Posted: Jul 11, 2014 2:17 am
by Darwinsbulldog
Calilasseia wrote:
VazScep wrote:It gets repeated that scientists have their own special technical meaning of the word "theory" which differs from the colloquial meaning, which apparently means something like "shitty guess", but I think that's wrong. Scientists use the word mostly the same way that mortals do, and I want to emphasise that meaning, arguing that it's the creationists who are overemphasising the interpretation of "theory" to mean "shitty guess".

Theory is the opposite of practice. It refers to the stuff you do with pen and paper (and nowadays, with a computer), as opposed to getting your hands dirty. So when you're learning to drive, the practical part will involve sitting behind the wheel of a car, but the theory part involves questions about rules and regulations and driving strategies that you're allowed to think about in abstract. When you learn to play the piano, a good deal will be spent mashing your chubby fingers on a keyboard like a cretin, but some of it will involve sitting with sheets of symbols and going through the purely abstract symbol manipulation of transposition.
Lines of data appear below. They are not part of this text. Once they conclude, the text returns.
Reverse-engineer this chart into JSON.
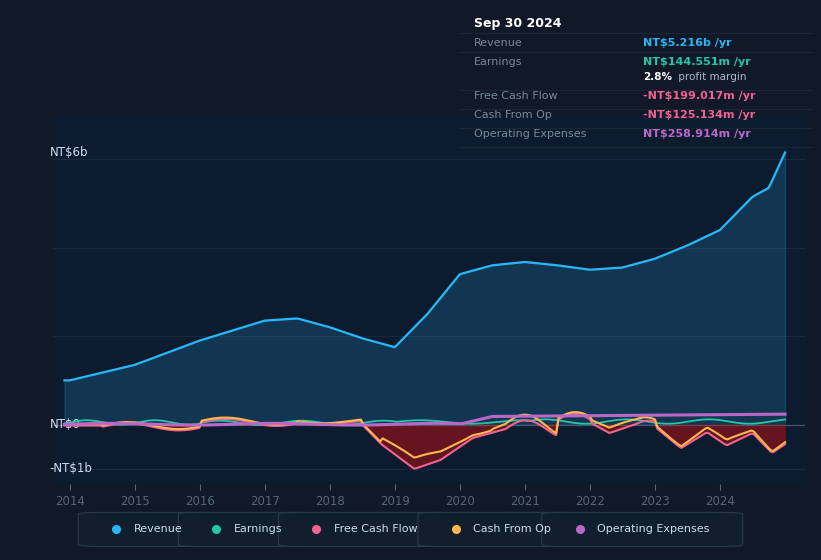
{
  "background_color": "#111827",
  "chart_bg_color": "#0d1b2e",
  "ylabel_top": "NT$6b",
  "ylabel_zero": "NT$0",
  "ylabel_bot": "-NT$1b",
  "revenue_color": "#29b6f6",
  "earnings_color": "#26c6a6",
  "fcf_color": "#f06292",
  "cashop_color": "#ffb74d",
  "opex_color": "#ba68c8",
  "fill_neg_color": "#6b1520",
  "grid_color": "#1e3048",
  "zero_line_color": "#4a5568",
  "legend_items": [
    {
      "label": "Revenue",
      "color": "#29b6f6"
    },
    {
      "label": "Earnings",
      "color": "#26c6a6"
    },
    {
      "label": "Free Cash Flow",
      "color": "#f06292"
    },
    {
      "label": "Cash From Op",
      "color": "#ffb74d"
    },
    {
      "label": "Operating Expenses",
      "color": "#ba68c8"
    }
  ],
  "tooltip": {
    "date": "Sep 30 2024",
    "revenue_label": "Revenue",
    "revenue_val": "NT$5.216b /yr",
    "revenue_color": "#29b6f6",
    "earnings_label": "Earnings",
    "earnings_val": "NT$144.551m /yr",
    "earnings_color": "#26c6a6",
    "margin_bold": "2.8%",
    "margin_rest": " profit margin",
    "fcf_label": "Free Cash Flow",
    "fcf_val": "-NT$199.017m /yr",
    "fcf_color": "#f06292",
    "cashop_label": "Cash From Op",
    "cashop_val": "-NT$125.134m /yr",
    "cashop_color": "#f06292",
    "opex_label": "Operating Expenses",
    "opex_val": "NT$258.914m /yr",
    "opex_color": "#ba68c8"
  }
}
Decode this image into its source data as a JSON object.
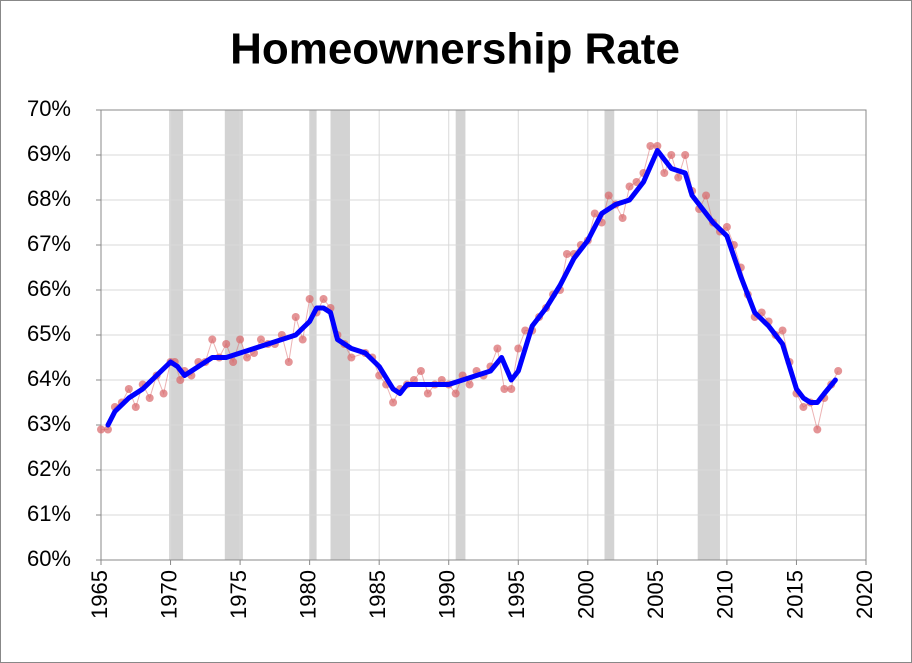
{
  "chart_data": {
    "type": "line",
    "title": "Homeownership Rate",
    "xlim": [
      1965,
      2020
    ],
    "xticks": [
      1965,
      1970,
      1975,
      1980,
      1985,
      1990,
      1995,
      2000,
      2005,
      2010,
      2015,
      2020
    ],
    "ylim": [
      60,
      70
    ],
    "yticks": [
      {
        "value": 60,
        "label": "60%"
      },
      {
        "value": 61,
        "label": "61%"
      },
      {
        "value": 62,
        "label": "62%"
      },
      {
        "value": 63,
        "label": "63%"
      },
      {
        "value": 64,
        "label": "64%"
      },
      {
        "value": 65,
        "label": "65%"
      },
      {
        "value": 66,
        "label": "66%"
      },
      {
        "value": 67,
        "label": "67%"
      },
      {
        "value": 68,
        "label": "68%"
      },
      {
        "value": 69,
        "label": "69%"
      },
      {
        "value": 70,
        "label": "70%"
      }
    ],
    "grid": true,
    "shaded_ranges": {
      "color": "#d3d3d3",
      "ranges": [
        [
          1969.9,
          1970.9
        ],
        [
          1973.9,
          1975.2
        ],
        [
          1980.0,
          1980.5
        ],
        [
          1981.5,
          1982.9
        ],
        [
          1990.5,
          1991.2
        ],
        [
          2001.2,
          2001.9
        ],
        [
          2007.9,
          2009.5
        ]
      ]
    },
    "series": [
      {
        "style": "markers",
        "color": "#d9676a",
        "x": [
          1965,
          1965.5,
          1966,
          1966.5,
          1967,
          1967.5,
          1968,
          1968.5,
          1969,
          1969.5,
          1970,
          1970.3,
          1970.7,
          1971,
          1971.5,
          1972,
          1972.5,
          1973,
          1973.5,
          1974,
          1974.5,
          1975,
          1975.5,
          1976,
          1976.5,
          1977,
          1977.5,
          1978,
          1978.5,
          1979,
          1979.5,
          1980,
          1980.5,
          1981,
          1981.5,
          1982,
          1982.5,
          1983,
          1984,
          1984.5,
          1985,
          1985.5,
          1986,
          1986.5,
          1987,
          1987.5,
          1988,
          1988.5,
          1989,
          1989.5,
          1990,
          1990.5,
          1991,
          1991.5,
          1992,
          1992.5,
          1993,
          1993.5,
          1994,
          1994.5,
          1995,
          1995.5,
          1996,
          1996.5,
          1997,
          1997.5,
          1998,
          1998.5,
          1999,
          1999.5,
          2000,
          2000.5,
          2001,
          2001.5,
          2002,
          2002.5,
          2003,
          2003.5,
          2004,
          2004.5,
          2005,
          2005.5,
          2006,
          2006.5,
          2007,
          2007.5,
          2008,
          2008.5,
          2009,
          2009.5,
          2010,
          2010.5,
          2011,
          2011.5,
          2012,
          2012.5,
          2013,
          2013.5,
          2014,
          2014.5,
          2015,
          2015.5,
          2016,
          2016.5,
          2017,
          2017.5,
          2018
        ],
        "values": [
          62.9,
          62.9,
          63.4,
          63.5,
          63.8,
          63.4,
          63.9,
          63.6,
          64.1,
          63.7,
          64.4,
          64.4,
          64.0,
          64.2,
          64.1,
          64.4,
          64.4,
          64.9,
          64.5,
          64.8,
          64.4,
          64.9,
          64.5,
          64.6,
          64.9,
          64.8,
          64.8,
          65.0,
          64.4,
          65.4,
          64.9,
          65.8,
          65.5,
          65.8,
          65.6,
          65.0,
          64.8,
          64.5,
          64.6,
          64.5,
          64.1,
          63.9,
          63.5,
          63.8,
          63.9,
          64.0,
          64.2,
          63.7,
          63.9,
          64.0,
          63.9,
          63.7,
          64.1,
          63.9,
          64.2,
          64.1,
          64.3,
          64.7,
          63.8,
          63.8,
          64.7,
          65.1,
          65.1,
          65.4,
          65.6,
          65.9,
          66.0,
          66.8,
          66.8,
          67.0,
          67.1,
          67.7,
          67.5,
          68.1,
          67.9,
          67.6,
          68.3,
          68.4,
          68.6,
          69.2,
          69.2,
          68.6,
          69.0,
          68.5,
          69.0,
          68.2,
          67.8,
          68.1,
          67.5,
          67.3,
          67.4,
          67.0,
          66.5,
          65.9,
          65.4,
          65.5,
          65.3,
          65.0,
          65.1,
          64.4,
          63.7,
          63.4,
          63.5,
          62.9,
          63.6,
          63.9,
          64.2
        ]
      },
      {
        "style": "line",
        "color": "#0000ff",
        "x": [
          1965.5,
          1966,
          1967,
          1968,
          1969,
          1970,
          1970.5,
          1971,
          1972,
          1973,
          1974,
          1975,
          1976,
          1977,
          1978,
          1979,
          1980,
          1980.5,
          1981,
          1981.5,
          1982,
          1983,
          1984,
          1985,
          1986,
          1986.5,
          1987,
          1988,
          1989,
          1990,
          1991,
          1992,
          1993,
          1993.8,
          1994.5,
          1995,
          1996,
          1997,
          1998,
          1999,
          2000,
          2001,
          2002,
          2003,
          2004,
          2005,
          2005.5,
          2006,
          2007,
          2007.5,
          2008,
          2009,
          2010,
          2011,
          2012,
          2013,
          2014,
          2015,
          2015.5,
          2016,
          2016.5,
          2017,
          2017.8
        ],
        "values": [
          63.0,
          63.3,
          63.6,
          63.8,
          64.1,
          64.4,
          64.3,
          64.1,
          64.3,
          64.5,
          64.5,
          64.6,
          64.7,
          64.8,
          64.9,
          65.0,
          65.3,
          65.6,
          65.6,
          65.5,
          64.9,
          64.7,
          64.6,
          64.3,
          63.8,
          63.7,
          63.9,
          63.9,
          63.9,
          63.9,
          64.0,
          64.1,
          64.2,
          64.5,
          64.0,
          64.2,
          65.2,
          65.6,
          66.1,
          66.7,
          67.1,
          67.7,
          67.9,
          68.0,
          68.4,
          69.1,
          68.9,
          68.7,
          68.6,
          68.1,
          67.9,
          67.5,
          67.2,
          66.3,
          65.5,
          65.2,
          64.8,
          63.8,
          63.6,
          63.5,
          63.5,
          63.7,
          64.0
        ]
      }
    ]
  }
}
Mathematics and computer science are full of theories, because most of maths and computer science is done with pens, papers and computers.

"Theory" in "theory of evolution" is consistent with these familiar usages. It's the abstract pen-and-paper thinking that goes when organising all those dirty fossils and other shite that irritating naturalists kept bringing back from the garden and from their voyages to the Galapagos Islands. Theories of gravitation are the equations you do on pen-and-paper to recover the ridiculuous amounts of data that astronomers generate. And so on and blah.
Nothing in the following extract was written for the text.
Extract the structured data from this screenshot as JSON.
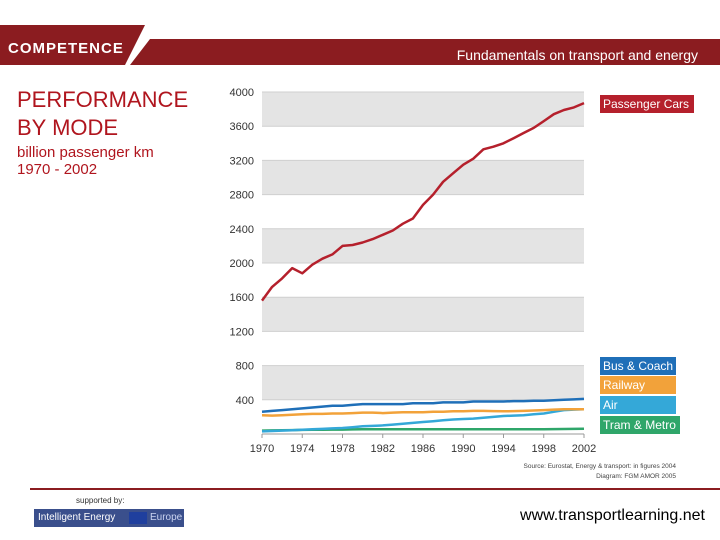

The latter two paragraphs above, constitute part of the reason that I've stated repeatedly what the word 'theory' means in science. In science, a theory is an integrated explanation for a class of phenomena of interest, that has been tested to determine if it is in accord with the data arising from said phenomena, and found to be thus in accord via said testing. It's as far removed from "made up shit guess" as it's possible to be. That which has not been tested comes under the heading of "hypothesis", with the understanding that scientists are going to perform the requisite tests the moment they are able to.

Nyet Cali. What is important in science is the formulation & testing of models about natural phenomena. "Explanation" is emergent from this in the "how sense". Likewise, mechanism[s] are nice when they can be reasonably inferred. But not essential, otherwise you would have to chuck out both quantum mechanics and Darwins Theory by natural selection [missing mechanism for inheritance, circa 1860-1950's] and label them as pseudoscience. Sure, scientist SEEK both mechanism AND explanation. But they are bonuses, not mandatory. Too much emphasis on mechanism and explanation [apart from the limited explanation of description and predict] drifts science away from methodological naturalism and towards philosophical naturalism, and indeed, metaphysical naturalism. Not that there is anything intrinsically wrong with metaphysical/philosophical positions in the philosophy of science[1], they have no place in science itself.

[1] And I have argued that there are ways to look at the metaphysical implications of science that do not have to be mystical, but can generate interesting speculations that are not evidence-free or irrational.